The cake is a celebration of the typical Australian mixed lolly bag. A lot of the lollies were things we grew up with, buying from milkbars or the school canteen. Each invokes a thousand different childhood memories.

From top to bottom the layers are:
:bulletpink: Spearmint Leaves Buttercream: made using the soft jelly spearmint leaf lollies
:bulletpink: Bananas Joconde: a joconde sponge soaked in a syrup made from banana lollies
:bulletpink: Musk-mallow: Marshmallow made from musk sticks
:bulletpink: Chocolate Jaffa Ganache: ganache infused with a mandarin concentrate
:bulletpink: Freckles Crunch: a choc hazelnut layer with 100s & 1000s, popping candy and pailleté feuilletine
:bulletpink: Another bananas joconde layer, coated with dark chocolate
The whole thing is then glazed with a ganache made from Redskin lollies. I then chose to decorate it with white chocolate spirals and jaffa lollies.


I made a few changes from the Bernard Chu recipe. Biggest change is making it round rather than rectangle. I opted to use dark chocolate, rather than milk chocolate as I thought it didn't need the extra sweetness. The Masterchef version has two mint layers and a different order, however the version Bernard Chu sells at his restaurant, LuxBite, has one mint layer and the same order I have here. I decided to mirror the original as I thought it would be better balanced in flavour than the TV version.

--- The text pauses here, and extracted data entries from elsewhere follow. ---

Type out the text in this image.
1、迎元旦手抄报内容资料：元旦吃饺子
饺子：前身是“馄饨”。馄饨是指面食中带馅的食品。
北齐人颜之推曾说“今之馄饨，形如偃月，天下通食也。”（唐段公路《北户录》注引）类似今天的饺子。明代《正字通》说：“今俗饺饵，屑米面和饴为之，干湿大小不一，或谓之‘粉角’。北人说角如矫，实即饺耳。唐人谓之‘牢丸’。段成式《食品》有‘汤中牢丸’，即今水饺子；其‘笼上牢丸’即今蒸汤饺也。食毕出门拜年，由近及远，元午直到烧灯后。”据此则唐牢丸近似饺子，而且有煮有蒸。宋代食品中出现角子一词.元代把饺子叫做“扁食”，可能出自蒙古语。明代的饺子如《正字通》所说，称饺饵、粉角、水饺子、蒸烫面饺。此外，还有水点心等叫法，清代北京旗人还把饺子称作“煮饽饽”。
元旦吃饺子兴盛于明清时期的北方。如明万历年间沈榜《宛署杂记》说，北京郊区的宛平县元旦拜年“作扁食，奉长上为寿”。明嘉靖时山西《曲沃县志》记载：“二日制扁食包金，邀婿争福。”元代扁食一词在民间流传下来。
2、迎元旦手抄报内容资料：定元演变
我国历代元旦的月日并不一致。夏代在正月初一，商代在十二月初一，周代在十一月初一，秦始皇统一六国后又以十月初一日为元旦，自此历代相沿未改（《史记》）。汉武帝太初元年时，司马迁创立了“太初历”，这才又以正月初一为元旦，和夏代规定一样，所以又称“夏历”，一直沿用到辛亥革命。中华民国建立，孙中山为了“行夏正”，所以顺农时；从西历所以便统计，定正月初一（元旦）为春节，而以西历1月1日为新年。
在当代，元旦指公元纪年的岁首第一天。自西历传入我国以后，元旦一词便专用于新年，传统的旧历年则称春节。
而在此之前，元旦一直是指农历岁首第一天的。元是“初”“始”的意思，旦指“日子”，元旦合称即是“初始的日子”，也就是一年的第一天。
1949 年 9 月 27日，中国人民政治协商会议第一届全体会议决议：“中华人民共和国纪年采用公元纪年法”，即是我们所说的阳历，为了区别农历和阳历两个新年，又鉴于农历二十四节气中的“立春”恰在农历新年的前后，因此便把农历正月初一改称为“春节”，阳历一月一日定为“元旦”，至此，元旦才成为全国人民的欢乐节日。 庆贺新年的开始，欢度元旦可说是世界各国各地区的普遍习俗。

I changed a few things about the recipe to make it more home-kitchen friendly. I also ended up making 4 of the ingredients as they were nigh impossible to get, or at least get at a reasonable price.

You'll find my version of Bernard Chu's recipe, as well as step by step photos and loads more over at my blog. I've also provided a link to the original recipe and links to where you can get/import all the ingredients, or how to make some yourself.

This cake also marks exactly 4 years since my first cake decorating attempt. I almost didn't want to do this cake for that event as I tend to use the milestone as a measurement of how far I've come and thought I should do an original recipe. But given how technical Bernard's recipe is and how I was able to alter it and troubleshoot with no problems the whole way along, it's still a nice indication of progress.